Kedua, Efisiensi. Efisiensi adalah bagian yang tidak dapat dipisahkan dari
keseluruhan kredibilitas proses pemilu. Pada saat dihadapkan dengan dugaan-
dugaan dan contoh-contoh ketidakmampuan, sulit bagi lembaga pemilu untuk
mempertahankan kredibilitasnya. Efisiensi menjadi sangat penting dalam proses
pemilu ketika terjadi masalah di tingkat teknis dan masalah-masalah yang dapat
menstimulasi kericuhan dan pelanggaran aturan. Berbagai faktor mempengaruhi
efisiensi, misalnya staf yang kompeten, profesionalisme, sumber daya, dan yang
terpenting adalah waktu yang cukup untuk mengorganisir pemilu.
Ketiga, Profesionalisme. Pemilihan umum juga memiliki arti penting dalam
fungsi demokrasi dimana anggota KPU harus memiliki pengetahuan yang mendalam
mengenai prosedur pemilihan umum dan filosofi pemilihan umum yang bebas dan adil,
diberi wewenang untuk melaksanakan dan mengatur proses tersebut.

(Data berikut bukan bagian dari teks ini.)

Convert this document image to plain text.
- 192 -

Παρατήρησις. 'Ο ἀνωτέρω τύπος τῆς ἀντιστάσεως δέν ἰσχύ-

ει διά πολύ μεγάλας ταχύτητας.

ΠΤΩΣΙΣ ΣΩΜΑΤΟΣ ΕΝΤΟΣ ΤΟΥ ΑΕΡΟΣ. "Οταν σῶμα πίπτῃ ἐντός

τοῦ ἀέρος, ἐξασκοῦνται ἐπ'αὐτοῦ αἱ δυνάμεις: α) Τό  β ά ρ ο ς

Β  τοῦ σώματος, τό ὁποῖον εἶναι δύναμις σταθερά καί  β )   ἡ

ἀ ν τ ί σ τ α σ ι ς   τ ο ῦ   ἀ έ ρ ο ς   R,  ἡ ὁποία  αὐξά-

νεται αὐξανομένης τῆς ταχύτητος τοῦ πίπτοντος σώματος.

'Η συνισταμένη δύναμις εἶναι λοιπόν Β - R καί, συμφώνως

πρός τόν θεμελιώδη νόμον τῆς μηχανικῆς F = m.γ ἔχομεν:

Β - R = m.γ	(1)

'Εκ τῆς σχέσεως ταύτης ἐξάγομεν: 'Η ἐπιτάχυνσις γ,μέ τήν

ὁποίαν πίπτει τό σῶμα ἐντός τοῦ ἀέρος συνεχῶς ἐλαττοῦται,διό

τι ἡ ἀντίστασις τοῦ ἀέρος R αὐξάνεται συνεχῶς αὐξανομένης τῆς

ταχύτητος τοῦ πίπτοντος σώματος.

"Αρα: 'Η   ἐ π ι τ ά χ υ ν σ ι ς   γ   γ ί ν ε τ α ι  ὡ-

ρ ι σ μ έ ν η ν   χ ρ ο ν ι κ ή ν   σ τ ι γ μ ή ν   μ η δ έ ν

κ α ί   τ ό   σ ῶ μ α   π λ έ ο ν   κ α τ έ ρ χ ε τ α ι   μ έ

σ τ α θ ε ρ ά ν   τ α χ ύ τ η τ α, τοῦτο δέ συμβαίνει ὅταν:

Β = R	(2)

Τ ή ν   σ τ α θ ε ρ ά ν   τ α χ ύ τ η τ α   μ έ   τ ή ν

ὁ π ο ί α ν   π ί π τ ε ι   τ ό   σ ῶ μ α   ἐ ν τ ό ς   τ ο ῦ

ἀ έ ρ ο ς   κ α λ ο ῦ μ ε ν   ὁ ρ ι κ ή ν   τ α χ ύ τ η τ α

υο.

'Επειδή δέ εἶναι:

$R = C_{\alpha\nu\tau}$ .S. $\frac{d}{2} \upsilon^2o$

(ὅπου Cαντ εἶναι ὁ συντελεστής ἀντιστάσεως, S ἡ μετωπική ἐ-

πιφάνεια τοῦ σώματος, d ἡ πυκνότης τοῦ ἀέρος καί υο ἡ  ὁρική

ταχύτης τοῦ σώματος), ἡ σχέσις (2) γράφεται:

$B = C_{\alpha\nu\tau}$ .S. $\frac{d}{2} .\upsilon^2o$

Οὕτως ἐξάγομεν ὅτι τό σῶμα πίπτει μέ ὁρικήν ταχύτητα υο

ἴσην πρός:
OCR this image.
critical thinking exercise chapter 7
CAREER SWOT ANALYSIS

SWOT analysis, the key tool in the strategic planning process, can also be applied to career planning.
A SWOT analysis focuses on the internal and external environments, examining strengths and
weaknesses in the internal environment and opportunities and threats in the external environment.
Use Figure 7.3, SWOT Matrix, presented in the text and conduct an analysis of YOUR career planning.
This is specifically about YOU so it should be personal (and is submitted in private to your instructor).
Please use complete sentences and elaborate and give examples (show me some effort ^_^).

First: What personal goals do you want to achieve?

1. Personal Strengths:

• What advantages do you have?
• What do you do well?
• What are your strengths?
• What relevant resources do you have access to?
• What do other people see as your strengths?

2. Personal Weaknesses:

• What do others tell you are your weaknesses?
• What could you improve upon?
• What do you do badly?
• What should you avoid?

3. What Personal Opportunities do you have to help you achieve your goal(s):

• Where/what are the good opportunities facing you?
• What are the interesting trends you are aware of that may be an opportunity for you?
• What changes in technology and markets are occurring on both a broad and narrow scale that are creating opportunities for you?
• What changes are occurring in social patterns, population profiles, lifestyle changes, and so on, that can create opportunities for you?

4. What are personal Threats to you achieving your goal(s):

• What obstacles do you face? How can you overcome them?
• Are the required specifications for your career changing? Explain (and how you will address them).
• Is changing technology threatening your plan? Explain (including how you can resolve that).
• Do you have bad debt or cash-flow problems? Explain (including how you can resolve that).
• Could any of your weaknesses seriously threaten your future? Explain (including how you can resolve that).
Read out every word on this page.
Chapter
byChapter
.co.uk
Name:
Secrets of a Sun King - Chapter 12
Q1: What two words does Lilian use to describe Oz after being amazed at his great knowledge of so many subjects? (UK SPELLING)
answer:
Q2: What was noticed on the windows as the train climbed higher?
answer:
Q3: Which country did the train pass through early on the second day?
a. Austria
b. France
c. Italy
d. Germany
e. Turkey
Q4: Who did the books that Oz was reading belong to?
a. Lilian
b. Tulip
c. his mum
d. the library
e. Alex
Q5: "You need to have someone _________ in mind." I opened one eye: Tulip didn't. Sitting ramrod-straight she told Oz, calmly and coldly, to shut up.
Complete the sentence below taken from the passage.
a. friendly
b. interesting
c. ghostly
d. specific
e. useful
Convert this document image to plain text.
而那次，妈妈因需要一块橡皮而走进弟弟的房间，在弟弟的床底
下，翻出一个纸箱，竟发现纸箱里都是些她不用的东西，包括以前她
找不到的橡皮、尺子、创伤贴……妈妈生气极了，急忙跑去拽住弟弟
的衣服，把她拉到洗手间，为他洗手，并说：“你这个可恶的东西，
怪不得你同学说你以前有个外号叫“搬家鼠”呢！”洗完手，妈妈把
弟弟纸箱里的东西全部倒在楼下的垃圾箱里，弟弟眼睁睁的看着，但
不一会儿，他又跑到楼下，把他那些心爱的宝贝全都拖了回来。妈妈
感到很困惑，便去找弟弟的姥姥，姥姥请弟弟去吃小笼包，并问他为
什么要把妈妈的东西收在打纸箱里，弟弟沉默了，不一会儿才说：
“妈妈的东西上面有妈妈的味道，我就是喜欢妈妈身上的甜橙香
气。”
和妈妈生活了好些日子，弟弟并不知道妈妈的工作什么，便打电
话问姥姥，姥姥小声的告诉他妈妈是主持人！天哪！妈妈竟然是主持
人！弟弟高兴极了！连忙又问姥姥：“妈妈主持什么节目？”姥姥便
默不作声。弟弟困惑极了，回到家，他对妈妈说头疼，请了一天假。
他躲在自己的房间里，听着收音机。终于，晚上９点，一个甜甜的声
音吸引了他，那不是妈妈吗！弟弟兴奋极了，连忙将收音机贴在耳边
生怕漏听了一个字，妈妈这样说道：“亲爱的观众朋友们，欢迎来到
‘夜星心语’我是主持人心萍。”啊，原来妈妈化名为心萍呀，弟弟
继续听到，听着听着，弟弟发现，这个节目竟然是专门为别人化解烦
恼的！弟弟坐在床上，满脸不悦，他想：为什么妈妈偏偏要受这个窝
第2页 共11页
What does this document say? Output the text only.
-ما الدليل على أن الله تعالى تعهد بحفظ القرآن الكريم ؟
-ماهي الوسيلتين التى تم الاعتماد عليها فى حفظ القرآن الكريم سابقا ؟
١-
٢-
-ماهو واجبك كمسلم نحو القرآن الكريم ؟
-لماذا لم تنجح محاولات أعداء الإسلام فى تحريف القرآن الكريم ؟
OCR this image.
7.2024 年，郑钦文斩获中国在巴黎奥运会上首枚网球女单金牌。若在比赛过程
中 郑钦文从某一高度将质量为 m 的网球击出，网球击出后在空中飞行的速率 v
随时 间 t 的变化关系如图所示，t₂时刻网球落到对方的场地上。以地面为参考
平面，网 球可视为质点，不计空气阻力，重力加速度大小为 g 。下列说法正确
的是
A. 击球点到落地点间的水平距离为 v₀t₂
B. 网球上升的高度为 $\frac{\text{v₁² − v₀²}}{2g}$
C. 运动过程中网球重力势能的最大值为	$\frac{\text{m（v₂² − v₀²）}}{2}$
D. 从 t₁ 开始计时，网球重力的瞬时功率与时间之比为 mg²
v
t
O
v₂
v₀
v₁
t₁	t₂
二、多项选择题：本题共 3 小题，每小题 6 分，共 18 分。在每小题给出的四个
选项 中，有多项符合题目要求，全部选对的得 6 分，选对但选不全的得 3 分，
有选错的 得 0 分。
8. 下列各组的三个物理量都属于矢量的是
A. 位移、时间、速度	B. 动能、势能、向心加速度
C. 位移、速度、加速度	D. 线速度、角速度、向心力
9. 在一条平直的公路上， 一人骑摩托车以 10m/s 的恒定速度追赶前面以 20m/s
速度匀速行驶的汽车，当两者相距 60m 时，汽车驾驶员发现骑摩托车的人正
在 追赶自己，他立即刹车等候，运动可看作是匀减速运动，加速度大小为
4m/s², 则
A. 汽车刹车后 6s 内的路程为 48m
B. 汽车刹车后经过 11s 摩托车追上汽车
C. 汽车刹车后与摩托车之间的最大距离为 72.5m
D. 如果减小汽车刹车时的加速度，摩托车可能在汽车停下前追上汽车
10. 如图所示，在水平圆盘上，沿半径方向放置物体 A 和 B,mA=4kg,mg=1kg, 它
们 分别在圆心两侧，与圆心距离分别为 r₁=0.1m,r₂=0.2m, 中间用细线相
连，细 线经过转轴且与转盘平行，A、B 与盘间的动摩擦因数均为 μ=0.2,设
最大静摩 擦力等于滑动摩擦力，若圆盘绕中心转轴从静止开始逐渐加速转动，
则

Keempat, Kompeten, tidak berpihak dan penanganan yang cepat terhadap
pertikaian yang ada. Ketetapan undang-undang harus dijabarkan pada hal yang
sangat operasional sehingga setiap anggota KPU dapat mengatasi setiap
permasalahan yang muncul dalam memproses dan menengahi keluhan atas
pelaksanaan pemilu, seperti dugaan kecurangan ataupun konflik antar kelompok atau
dalam regulasi yang bersifat memaksa sekalipun. Partai-partai politik, dan masyarakat
pada umumnya berkeinginan agar keluhan mereka didengar dan ditindak lanjuti
dengan cepat dan efisien oleh KPU atau lembaga terkait. Kredibilitas administrasi
KPU, pada banyak kesempatan, tergantung pada kemampuan untuk mengurusi hal-
hal yang berkaitan dengan keluhan-keluhan dalam pemilu. Berhadapan dengan
kekhawatiran dan kecurigaan yang biasanya hadir pada masa transisi, KPU harus
memiliki sumber daya dan kompeten memahami aturan untuk dapat memenuhi
harapan masyarakat dalam memastikan terselenggaranya pemilu yang bebas dan
adil.
Kelima, Transparansi. Keseluruhan kredibilitas dari proses pemilihan umum
secara substansial tergantung pada semua yang berkepentingan, baik KPU,
Panwaslu, Partai Politik, pemerintah maupun masyarakat untuk ikut terlibat dalam
formasi dan fungsi dari struktur dan proses pemilu. Dalam hal ini, komunikasi dan
kerjasama semua stakeholder: KPU, panwaslu, partai politik dan institusi-institusi
dalam masyarakat harus dibangun atas dasar collective action untuk kepentingan
bersama.
KESIMPULAN
Dari pembahasan yang dilakukan diatas menunjukkan bahwa peraturan
perundang-undangan memang menjadi sebuah kebutuhan mendasar sebagai acuan
dan regulasi penyelenggara pemilu (KPU) melakukan tugas-tugasnya untuk mengawal
suara rakyat agar sesuai dengan tujuan pelaksanaan Pemilu itu sendiri. Hal ini sangat
diperlukan karena sebagai salah satu bentuk perwujudan kedaulatan rakyat. Tanpa
organisasi penyelenggara pemilu yang independen, kredibel, Akuntabel dan
profesional menjadi mustahil untuk mencapai cita-cita demokrasi mewujudkan
kedaulatan rakyat yang sesungguhnya, tetapi malah memicu terjadinya konflik.